O relator do projeto na CCJ será Renan Ferreirinha (PSD-RJ), atual secretário de Educação de Eduardo Paes no Rio de Janeiro. A escolha de Ferreirinha, oficializada hoje, indica um relatório favorável à aprovação, uma vez que ele e Paes implementaram medida semelhante na rede municipal carioca.
Em agosto de 2023, o uso de celulares foi proibido nas salas de aula e, recentemente, essa restrição foi ampliada para o recreio e os intervalos, com exceções apenas para usos autorizados por professores.

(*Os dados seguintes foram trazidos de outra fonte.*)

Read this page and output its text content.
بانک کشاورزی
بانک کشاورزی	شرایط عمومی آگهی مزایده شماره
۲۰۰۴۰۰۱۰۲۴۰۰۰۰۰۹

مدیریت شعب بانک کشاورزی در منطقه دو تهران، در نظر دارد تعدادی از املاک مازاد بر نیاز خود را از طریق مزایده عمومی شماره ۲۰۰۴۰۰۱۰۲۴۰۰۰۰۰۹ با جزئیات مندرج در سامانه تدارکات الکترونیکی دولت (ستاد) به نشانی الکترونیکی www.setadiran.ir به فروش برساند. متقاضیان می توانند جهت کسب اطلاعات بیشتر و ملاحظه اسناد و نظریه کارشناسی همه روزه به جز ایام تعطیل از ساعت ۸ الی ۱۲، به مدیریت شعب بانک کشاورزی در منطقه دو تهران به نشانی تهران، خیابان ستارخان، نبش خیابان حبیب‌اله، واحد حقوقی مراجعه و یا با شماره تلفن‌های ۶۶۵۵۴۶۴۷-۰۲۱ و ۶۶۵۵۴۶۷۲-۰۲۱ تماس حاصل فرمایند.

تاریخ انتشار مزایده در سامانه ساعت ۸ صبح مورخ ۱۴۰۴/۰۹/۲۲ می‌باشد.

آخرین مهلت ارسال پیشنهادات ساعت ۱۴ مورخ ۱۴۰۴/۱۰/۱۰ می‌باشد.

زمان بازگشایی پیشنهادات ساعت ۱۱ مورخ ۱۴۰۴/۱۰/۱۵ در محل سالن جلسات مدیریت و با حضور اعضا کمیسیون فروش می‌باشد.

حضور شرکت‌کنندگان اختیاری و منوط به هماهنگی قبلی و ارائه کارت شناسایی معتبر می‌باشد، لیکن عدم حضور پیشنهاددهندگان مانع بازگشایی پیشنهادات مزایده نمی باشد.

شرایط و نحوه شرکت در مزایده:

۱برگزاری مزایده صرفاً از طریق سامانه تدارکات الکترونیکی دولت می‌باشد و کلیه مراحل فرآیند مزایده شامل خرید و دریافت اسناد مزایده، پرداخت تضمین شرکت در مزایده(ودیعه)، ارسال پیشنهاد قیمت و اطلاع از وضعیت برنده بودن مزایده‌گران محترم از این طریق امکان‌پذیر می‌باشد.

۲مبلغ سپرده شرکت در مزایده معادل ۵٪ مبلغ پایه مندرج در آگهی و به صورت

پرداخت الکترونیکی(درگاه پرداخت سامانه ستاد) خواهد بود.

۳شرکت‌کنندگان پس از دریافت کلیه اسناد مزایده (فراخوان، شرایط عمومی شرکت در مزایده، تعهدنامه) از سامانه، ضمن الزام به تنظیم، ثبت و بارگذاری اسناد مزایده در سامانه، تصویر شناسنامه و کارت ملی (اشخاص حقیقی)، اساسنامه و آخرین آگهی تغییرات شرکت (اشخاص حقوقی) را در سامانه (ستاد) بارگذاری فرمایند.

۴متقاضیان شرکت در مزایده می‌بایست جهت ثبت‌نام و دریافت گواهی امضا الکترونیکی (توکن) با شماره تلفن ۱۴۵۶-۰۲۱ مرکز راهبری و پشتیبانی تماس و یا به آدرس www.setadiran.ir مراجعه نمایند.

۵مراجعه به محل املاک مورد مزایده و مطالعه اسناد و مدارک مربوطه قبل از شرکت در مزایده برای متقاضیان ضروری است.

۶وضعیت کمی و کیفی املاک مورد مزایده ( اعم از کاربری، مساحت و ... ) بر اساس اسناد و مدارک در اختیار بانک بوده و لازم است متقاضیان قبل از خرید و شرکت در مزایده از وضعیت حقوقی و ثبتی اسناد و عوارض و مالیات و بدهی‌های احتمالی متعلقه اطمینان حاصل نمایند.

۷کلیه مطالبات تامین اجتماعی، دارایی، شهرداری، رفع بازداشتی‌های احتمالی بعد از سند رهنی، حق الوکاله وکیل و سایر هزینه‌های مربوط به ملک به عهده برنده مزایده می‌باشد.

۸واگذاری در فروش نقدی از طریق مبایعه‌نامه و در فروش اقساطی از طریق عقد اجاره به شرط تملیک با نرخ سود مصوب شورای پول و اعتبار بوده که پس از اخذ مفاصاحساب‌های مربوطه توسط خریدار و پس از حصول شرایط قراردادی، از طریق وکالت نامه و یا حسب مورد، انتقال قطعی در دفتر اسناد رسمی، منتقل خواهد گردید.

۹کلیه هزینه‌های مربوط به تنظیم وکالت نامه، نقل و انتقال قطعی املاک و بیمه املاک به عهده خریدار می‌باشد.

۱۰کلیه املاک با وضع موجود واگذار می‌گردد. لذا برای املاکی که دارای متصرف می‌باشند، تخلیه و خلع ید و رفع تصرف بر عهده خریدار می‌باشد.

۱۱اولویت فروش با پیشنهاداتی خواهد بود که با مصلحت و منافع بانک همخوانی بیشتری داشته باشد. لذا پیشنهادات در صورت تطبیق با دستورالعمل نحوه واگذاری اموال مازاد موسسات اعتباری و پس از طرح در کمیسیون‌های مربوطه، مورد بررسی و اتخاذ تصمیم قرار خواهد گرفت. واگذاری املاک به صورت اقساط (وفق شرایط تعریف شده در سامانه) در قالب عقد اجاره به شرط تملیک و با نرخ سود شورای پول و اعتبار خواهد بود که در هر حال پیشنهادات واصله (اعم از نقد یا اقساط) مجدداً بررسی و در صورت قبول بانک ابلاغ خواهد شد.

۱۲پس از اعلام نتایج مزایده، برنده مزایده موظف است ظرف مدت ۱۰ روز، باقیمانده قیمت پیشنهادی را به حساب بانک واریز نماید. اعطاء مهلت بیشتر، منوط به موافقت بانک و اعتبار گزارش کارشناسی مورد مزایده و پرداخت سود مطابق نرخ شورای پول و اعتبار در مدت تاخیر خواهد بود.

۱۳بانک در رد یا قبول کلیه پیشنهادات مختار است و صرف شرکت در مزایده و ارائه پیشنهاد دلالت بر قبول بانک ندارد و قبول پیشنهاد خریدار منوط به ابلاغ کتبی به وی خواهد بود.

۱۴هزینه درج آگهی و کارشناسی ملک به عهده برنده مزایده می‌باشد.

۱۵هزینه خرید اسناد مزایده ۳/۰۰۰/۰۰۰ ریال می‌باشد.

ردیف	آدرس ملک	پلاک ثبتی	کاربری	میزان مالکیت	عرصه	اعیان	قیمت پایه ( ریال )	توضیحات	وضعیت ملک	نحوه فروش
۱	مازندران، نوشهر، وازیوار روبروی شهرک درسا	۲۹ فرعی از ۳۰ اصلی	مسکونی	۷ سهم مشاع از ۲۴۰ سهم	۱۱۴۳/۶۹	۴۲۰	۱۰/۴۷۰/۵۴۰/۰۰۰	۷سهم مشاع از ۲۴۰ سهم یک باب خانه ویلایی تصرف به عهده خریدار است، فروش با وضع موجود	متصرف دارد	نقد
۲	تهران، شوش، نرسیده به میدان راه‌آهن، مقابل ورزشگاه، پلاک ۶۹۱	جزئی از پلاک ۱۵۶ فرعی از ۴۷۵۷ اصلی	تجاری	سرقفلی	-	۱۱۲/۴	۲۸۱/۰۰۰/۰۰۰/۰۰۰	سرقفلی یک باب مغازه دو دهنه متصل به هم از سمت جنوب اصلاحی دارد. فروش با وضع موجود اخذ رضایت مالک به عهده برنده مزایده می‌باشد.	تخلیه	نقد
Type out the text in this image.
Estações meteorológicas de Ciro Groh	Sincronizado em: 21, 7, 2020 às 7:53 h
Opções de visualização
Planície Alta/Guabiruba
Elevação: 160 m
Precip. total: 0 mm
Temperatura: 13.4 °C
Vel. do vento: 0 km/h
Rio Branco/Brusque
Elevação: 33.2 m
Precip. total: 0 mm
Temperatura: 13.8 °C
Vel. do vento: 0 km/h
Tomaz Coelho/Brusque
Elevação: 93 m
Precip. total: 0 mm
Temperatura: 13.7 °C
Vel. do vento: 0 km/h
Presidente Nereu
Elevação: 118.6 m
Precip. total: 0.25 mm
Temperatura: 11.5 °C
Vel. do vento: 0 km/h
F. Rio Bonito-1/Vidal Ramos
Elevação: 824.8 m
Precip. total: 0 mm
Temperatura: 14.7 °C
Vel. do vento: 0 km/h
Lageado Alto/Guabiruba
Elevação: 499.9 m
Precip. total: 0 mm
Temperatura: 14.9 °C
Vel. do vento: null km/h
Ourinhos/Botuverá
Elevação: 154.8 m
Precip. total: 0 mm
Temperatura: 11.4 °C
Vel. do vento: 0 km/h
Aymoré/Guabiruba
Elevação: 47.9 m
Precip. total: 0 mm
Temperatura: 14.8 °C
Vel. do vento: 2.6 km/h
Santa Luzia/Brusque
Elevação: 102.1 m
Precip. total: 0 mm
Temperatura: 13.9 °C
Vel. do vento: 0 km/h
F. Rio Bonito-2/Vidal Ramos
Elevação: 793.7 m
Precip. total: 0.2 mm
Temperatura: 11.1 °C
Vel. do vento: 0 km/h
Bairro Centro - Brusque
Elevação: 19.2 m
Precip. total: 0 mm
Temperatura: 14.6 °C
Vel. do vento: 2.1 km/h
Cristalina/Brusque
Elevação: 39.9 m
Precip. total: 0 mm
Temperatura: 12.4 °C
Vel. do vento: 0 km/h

Ferreirinha, atualmente licenciado de seu cargo de secretário, reassumiu temporariamente sua cadeira de deputado para trabalhar na aprovação e relatar a extensão dessa proibição para todas as escolas do país. Ele retornará em breve à Secretaria de Educação do Rio, já que o prefeito reeleito, Eduardo Paes, confirmou sua permanência na equipe para o próximo mandato.
Além do secretário e do prefeito do Rio, o projeto conta com o apoio do governo federal. Camilo Santana tem dito publicamente que o MEC endossa a proibição. Em entrevista publicada ontem, o ministro disse à repórter Jeniffer Gularte que a medida é “importante”. Ele também afirmou que espera que o Congresso aprove o projeto até dezembro (contemplando, assim, o ano letivo de 2025).